To live thus in the midst of plenty naturally increases the workers' wretchedness. And their condition mirrors their masters'. For the farm's owners also live hellishly in heavenly surroundings. Their home is as handsome as their well-favored lands. But the husband is a womanizer whose wife literally howls her misery over his infidelities (and ultimately takes a just and terrible revenge on him).
Stone Farm is clearly a microcosm of the world, Eden after the fall. And Pelle must inevitably lose his innocence as he explores this ruined Paradise, but not his sense that there must be more to life than the evils that incessantly assault his eye, or his inarticulate hope of finding some new Jerusalem beyond his constricted horizon. This maintenance of faith is, indeed, his conquest. And it is given force and poignancy by its contrast with the defeat of his father's ever dwindling dreams.
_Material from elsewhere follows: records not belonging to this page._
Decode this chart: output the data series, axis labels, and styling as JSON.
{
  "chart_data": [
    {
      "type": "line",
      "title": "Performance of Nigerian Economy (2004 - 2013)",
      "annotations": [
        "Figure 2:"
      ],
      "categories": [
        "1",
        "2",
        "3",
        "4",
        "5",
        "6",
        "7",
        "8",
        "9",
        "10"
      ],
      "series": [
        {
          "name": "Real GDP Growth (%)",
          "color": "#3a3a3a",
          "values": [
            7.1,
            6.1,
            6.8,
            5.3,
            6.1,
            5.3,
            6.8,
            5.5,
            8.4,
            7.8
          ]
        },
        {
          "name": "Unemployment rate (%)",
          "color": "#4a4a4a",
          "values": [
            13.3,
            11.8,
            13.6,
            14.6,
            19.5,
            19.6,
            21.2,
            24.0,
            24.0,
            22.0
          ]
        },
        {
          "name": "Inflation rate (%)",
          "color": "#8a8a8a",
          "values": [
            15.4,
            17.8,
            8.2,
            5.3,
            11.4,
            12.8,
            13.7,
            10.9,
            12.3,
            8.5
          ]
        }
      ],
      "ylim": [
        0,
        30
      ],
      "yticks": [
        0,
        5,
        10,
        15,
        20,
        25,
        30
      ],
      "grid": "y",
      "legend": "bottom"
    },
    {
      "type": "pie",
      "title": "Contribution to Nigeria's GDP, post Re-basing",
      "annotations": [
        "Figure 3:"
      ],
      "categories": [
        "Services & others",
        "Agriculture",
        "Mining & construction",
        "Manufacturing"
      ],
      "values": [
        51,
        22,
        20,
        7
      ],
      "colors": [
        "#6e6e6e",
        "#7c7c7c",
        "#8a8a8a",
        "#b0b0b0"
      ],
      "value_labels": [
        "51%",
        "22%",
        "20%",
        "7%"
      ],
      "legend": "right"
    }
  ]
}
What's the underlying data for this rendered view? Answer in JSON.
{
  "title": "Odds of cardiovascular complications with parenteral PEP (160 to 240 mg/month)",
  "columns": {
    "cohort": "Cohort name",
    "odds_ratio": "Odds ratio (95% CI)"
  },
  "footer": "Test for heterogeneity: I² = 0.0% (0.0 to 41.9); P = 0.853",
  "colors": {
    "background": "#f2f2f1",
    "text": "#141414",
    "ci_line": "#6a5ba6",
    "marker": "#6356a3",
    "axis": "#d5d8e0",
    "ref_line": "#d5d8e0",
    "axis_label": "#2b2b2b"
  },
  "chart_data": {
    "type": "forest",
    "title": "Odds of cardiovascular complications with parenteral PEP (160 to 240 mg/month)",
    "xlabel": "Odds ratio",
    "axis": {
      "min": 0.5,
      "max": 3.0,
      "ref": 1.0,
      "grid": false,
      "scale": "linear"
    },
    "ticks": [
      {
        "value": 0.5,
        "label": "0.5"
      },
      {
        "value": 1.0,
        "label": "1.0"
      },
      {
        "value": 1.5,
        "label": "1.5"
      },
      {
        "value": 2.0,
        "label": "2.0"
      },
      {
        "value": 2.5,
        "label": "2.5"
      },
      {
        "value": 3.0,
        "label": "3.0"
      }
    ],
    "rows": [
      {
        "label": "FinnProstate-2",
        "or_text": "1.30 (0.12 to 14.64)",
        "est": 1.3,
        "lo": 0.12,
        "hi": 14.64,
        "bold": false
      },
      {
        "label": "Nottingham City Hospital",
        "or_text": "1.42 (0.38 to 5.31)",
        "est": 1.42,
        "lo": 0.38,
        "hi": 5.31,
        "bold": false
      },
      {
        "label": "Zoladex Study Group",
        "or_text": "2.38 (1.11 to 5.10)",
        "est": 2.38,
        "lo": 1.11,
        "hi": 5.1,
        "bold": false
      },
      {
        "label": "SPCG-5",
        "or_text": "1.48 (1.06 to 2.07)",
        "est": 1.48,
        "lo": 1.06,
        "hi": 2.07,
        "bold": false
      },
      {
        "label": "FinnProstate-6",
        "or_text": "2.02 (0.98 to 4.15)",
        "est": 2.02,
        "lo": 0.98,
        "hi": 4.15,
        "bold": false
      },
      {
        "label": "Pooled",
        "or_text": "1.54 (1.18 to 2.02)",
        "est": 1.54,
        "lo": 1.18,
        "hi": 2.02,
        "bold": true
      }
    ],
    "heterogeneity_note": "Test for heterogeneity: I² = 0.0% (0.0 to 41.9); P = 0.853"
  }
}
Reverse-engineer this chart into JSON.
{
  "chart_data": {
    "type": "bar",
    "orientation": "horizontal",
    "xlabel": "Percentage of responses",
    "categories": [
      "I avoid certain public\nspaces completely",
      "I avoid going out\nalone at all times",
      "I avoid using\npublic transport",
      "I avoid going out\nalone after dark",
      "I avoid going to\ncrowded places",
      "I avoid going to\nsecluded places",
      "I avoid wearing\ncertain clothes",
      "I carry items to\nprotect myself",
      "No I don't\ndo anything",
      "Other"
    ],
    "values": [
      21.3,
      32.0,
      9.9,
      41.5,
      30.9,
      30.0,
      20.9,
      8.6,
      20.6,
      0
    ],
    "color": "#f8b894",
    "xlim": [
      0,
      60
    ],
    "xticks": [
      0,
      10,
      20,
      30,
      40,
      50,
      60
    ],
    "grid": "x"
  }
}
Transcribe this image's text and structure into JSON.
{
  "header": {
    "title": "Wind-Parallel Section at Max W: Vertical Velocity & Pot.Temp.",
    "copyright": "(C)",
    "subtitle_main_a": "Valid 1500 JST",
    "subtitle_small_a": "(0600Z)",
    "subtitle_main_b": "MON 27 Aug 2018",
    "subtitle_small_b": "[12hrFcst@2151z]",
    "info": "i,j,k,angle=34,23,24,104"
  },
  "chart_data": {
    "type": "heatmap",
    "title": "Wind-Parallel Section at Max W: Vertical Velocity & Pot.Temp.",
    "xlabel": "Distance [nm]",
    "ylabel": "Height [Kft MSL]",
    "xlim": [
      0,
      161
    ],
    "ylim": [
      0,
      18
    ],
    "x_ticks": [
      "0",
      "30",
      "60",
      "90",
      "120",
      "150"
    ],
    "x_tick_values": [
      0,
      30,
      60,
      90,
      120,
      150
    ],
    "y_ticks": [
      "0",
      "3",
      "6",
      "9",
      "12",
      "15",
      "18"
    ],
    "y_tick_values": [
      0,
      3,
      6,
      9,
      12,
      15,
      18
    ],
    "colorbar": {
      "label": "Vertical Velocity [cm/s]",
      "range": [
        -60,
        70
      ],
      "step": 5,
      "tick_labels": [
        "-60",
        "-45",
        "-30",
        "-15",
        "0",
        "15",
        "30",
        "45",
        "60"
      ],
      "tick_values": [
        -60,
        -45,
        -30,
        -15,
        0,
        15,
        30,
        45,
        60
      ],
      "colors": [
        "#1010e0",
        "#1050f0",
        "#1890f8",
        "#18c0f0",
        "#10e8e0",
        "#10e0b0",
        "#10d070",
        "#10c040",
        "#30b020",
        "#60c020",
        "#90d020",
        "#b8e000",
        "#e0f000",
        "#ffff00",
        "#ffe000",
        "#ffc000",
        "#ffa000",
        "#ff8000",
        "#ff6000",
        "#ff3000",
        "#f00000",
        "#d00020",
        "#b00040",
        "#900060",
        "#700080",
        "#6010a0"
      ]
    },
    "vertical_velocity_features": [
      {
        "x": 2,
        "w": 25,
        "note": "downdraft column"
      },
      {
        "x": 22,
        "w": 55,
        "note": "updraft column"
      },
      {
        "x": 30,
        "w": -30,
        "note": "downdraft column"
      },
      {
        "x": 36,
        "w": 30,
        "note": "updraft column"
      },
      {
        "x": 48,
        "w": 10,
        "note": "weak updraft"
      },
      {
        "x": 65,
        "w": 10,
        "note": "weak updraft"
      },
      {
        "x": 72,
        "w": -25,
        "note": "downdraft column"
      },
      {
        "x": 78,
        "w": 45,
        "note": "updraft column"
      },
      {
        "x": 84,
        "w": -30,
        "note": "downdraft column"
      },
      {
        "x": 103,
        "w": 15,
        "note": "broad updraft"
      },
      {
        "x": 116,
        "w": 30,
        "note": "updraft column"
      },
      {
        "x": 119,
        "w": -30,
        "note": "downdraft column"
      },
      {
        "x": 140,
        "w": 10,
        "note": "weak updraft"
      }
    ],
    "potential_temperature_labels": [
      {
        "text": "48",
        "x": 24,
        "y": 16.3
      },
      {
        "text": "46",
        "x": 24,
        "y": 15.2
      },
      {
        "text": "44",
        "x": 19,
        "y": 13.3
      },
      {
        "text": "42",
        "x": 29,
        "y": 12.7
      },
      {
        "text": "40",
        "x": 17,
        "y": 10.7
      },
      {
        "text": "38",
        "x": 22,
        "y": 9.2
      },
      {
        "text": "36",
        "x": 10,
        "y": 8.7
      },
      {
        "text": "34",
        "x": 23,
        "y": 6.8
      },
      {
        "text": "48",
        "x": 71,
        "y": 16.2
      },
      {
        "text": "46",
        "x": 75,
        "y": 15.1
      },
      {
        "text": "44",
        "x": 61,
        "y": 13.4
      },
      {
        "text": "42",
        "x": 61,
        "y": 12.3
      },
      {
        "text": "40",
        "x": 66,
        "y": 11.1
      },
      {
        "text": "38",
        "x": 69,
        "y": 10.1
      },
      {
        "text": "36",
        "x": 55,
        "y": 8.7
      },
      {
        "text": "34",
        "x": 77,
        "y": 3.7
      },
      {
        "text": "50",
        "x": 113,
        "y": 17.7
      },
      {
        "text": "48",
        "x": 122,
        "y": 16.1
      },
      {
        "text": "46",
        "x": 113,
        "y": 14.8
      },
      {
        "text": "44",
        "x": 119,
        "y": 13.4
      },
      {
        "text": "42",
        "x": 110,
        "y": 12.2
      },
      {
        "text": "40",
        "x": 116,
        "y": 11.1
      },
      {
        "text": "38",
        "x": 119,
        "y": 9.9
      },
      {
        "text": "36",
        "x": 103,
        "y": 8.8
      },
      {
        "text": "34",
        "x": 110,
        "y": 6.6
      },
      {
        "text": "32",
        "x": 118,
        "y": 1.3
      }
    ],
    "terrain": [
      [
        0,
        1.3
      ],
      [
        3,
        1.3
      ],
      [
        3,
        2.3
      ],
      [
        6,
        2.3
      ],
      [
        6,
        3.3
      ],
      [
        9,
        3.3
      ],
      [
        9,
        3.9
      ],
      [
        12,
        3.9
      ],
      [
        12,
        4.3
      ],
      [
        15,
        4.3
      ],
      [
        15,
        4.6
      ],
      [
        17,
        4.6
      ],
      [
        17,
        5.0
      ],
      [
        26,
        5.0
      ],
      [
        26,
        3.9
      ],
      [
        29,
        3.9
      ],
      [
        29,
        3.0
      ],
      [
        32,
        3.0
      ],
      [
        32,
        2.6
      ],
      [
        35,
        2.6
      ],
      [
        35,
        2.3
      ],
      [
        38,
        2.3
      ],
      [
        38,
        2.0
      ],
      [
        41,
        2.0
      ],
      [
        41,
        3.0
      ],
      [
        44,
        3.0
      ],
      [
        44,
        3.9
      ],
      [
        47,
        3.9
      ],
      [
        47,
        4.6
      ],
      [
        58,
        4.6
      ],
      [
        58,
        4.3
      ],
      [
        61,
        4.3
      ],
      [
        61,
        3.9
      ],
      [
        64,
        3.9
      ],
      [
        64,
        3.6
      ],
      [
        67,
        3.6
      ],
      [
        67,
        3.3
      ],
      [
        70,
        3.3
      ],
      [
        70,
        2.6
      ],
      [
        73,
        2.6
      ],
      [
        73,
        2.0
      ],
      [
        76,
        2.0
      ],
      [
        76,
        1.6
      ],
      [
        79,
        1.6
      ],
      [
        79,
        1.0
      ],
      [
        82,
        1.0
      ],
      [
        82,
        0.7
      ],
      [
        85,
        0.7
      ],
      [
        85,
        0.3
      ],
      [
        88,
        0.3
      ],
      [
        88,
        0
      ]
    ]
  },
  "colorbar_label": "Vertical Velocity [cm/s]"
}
Yes, allegory is quietly at work here. But it is a form of generalization, and the greatness of this film derives, finally, from its specificity. Pelle is rich in characters and subplots, and as the seasons turn, they intersect, diverge and intersect again, forming a rough, wonderfully textured weave, unlike anything one is used to brushing against in the modern cinema. The boy's chief tormentor is a trainee manager, an arrogant ninny. The figure Pelle most admires, because his courage contrasts so vividly with Lasse's discouragement, is the farm's resident revolutionist, risking all, losing all (in the film's most shattering passage), by boldly leading a short-lived revolt.
These little lives, spun out in a time and place far distant from us, would be easy to ignore. But they are all vividly played, and Bille August's gifts for austere, striking imagery and for the short, perfectly shaped scene impart to this film an epic richness, range and energy.